Static Type Safety

Static type safety is the single most accessible form of systematic formalization commonly available in programming languages. I wish more "scripting"-type languages had it. It's the main good thing about Java, but the one thing that no-one ever mentions.

Why isn't this fact acknowledged on this site? Perhaps ...

Everyone assumes that this is a given part of an expert programmer's toolkit, so it isn't worth mentioning. Or ...
Nobody cares about it.

I'm guessing the latter... You meet a lot of SmalltalkLanguage and PythonLanguage people around here! (languages with DynamicTyping, as opposed to StaticTyping) Do you people like finding errors at run time, or what?! :) How do you modify your programs? Or does the experience of using such a system enforce a kind of disciplined approach that helps to eliminate such problems? (Serious question... I was wondering why XP is so keen on religiously applying unit tests to every single class. I've since realized that you're using Smalltalk! Explains a lot.)

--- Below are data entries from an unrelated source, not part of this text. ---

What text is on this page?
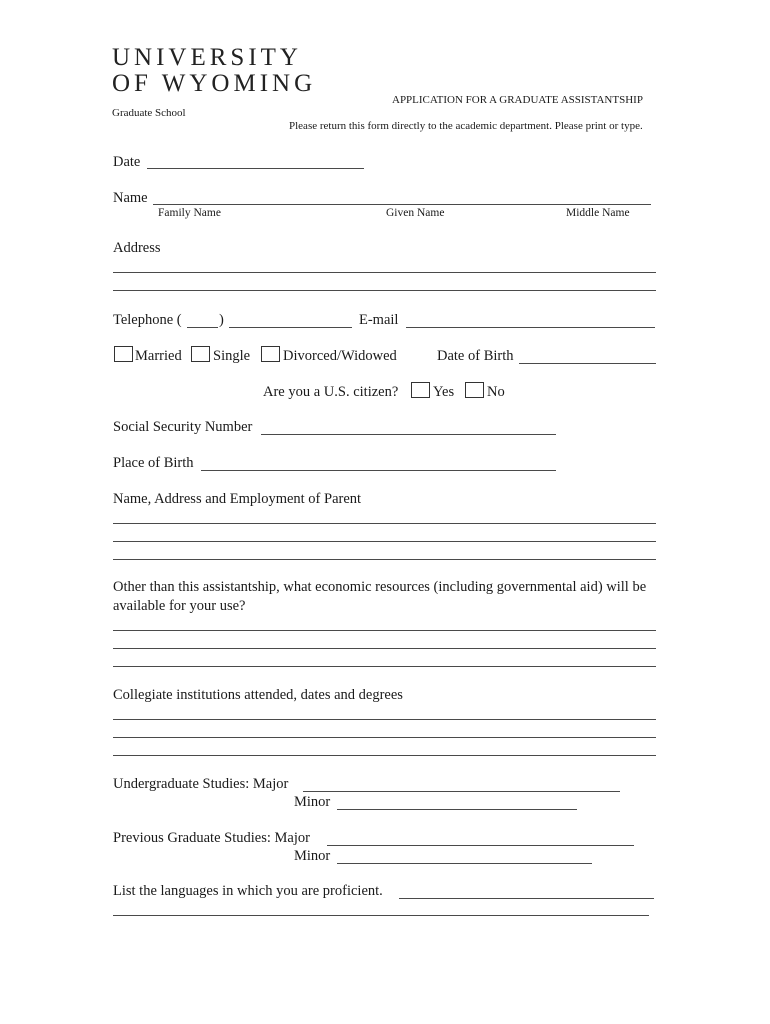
UNIVERSITY
OF WYOMING
Graduate School
APPLICATION FOR A GRADUATE ASSISTANTSHIP
Please return this form directly to the academic department. Please print or type.
Date
Name
Family Name	Given Name	Middle Name
Address
Telephone (	)	E-mail
Married Single Divorced/Widowed	Date of Birth
Are you a U.S. citizen? Yes No
Social Security Number
Place of Birth
Name, Address and Employment of Parent
Other than this assistantship, what economic resources (including governmental aid) will be available for your use?
Collegiate institutions attended, dates and degrees
Undergraduate Studies: Major
Minor
Previous Graduate Studies: Major
Minor
List the languages in which you are proficient.
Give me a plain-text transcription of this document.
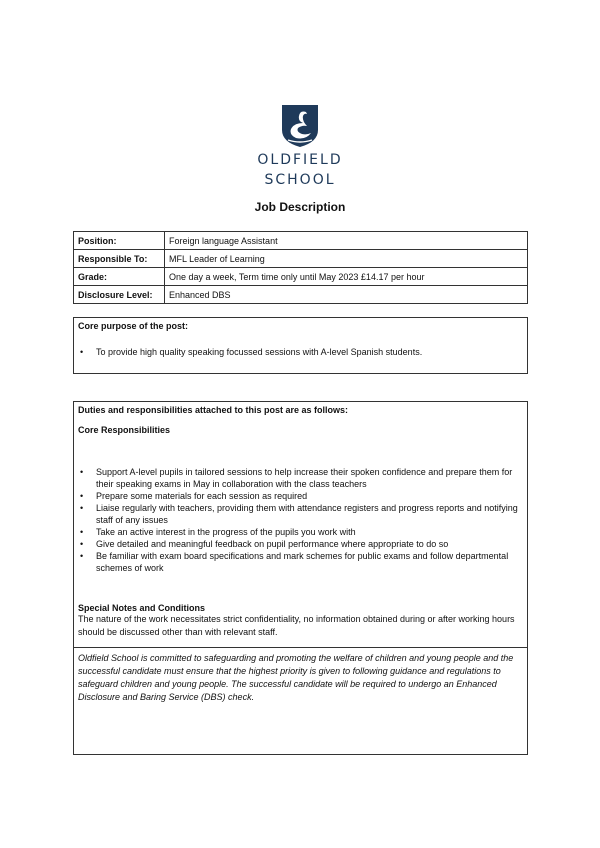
OLDFIELD
SCHOOL
Job Description
Position:	Foreign language Assistant
Responsible To:	MFL Leader of Learning
Grade:	One day a week, Term time only until May 2023 £14.17 per hour
Disclosure Level:	Enhanced DBS
Core purpose of the post:
• To provide high quality speaking focussed sessions with A-level Spanish students.
Duties and responsibilities attached to this post are as follows:
Core Responsibilities
• Support A-level pupils in tailored sessions to help increase their spoken confidence and prepare them for their speaking exams in May in collaboration with the class teachers
• Prepare some materials for each session as required
• Liaise regularly with teachers, providing them with attendance registers and progress reports and notifying staff of any issues
• Take an active interest in the progress of the pupils you work with
• Give detailed and meaningful feedback on pupil performance where appropriate to do so
• Be familiar with exam board specifications and mark schemes for public exams and follow departmental schemes of work
Special Notes and Conditions
The nature of the work necessitates strict confidentiality, no information obtained during or after working hours should be discussed other than with relevant staff.
Oldfield School is committed to safeguarding and promoting the welfare of children and young people and the successful candidate must ensure that the highest priority is given to following guidance and regulations to safeguard children and young people. The successful candidate will be required to undergo an Enhanced Disclosure and Baring Service (DBS) check.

ExtremeProgrammingWithTypes is a really depressing read: "If at the end of the twentieth century anyone is building any application that doesn't begin with a weakly typed language - perl, python, smalltalk, prolog or VB - then they need to get their head read."

Is there something wrong with me then? I think in types. I know a whole class of errors has been eliminated by the time my code compiles. Of course, not all of them, but an infinite subset of the infinite bugspace has been neatly and forever stamped on. Is it really better to just sling information into an associative array, with no formal definition of what is what aside from an incomplete set of examples of how to use the information "correctly"?

TypesAreRedundant is even worse in places! Generics fix every damn problem mentioned on that page and they do it with absolute compile-time type checking. The C++ implementation (templates) is perfectly adequate, for example. But that page gets onto a subject I'm vaguely interested in -- TypeInference. But C++ already has that in the case of template functions. For example:

  class A { void foo(); };

  class B { void foo(); };

  template <class T> void bar(T *obj)
{ obj->foo(); }

  A *a = new A;
  B *b = new B;

  bar(a);  // no need to say what type I'm passing
  bar(b);  // - the compiler can work it out easily enough.

(This is an example of StaticPolymorphism; partial template specialization can be used to create the illusion of reflection)

This can't be done for classes, but then, classes provide a central place to state your definition of what operations on a certain kind of object are valid, rather than spread that definition throughout the code in a lot of little incomplete examples.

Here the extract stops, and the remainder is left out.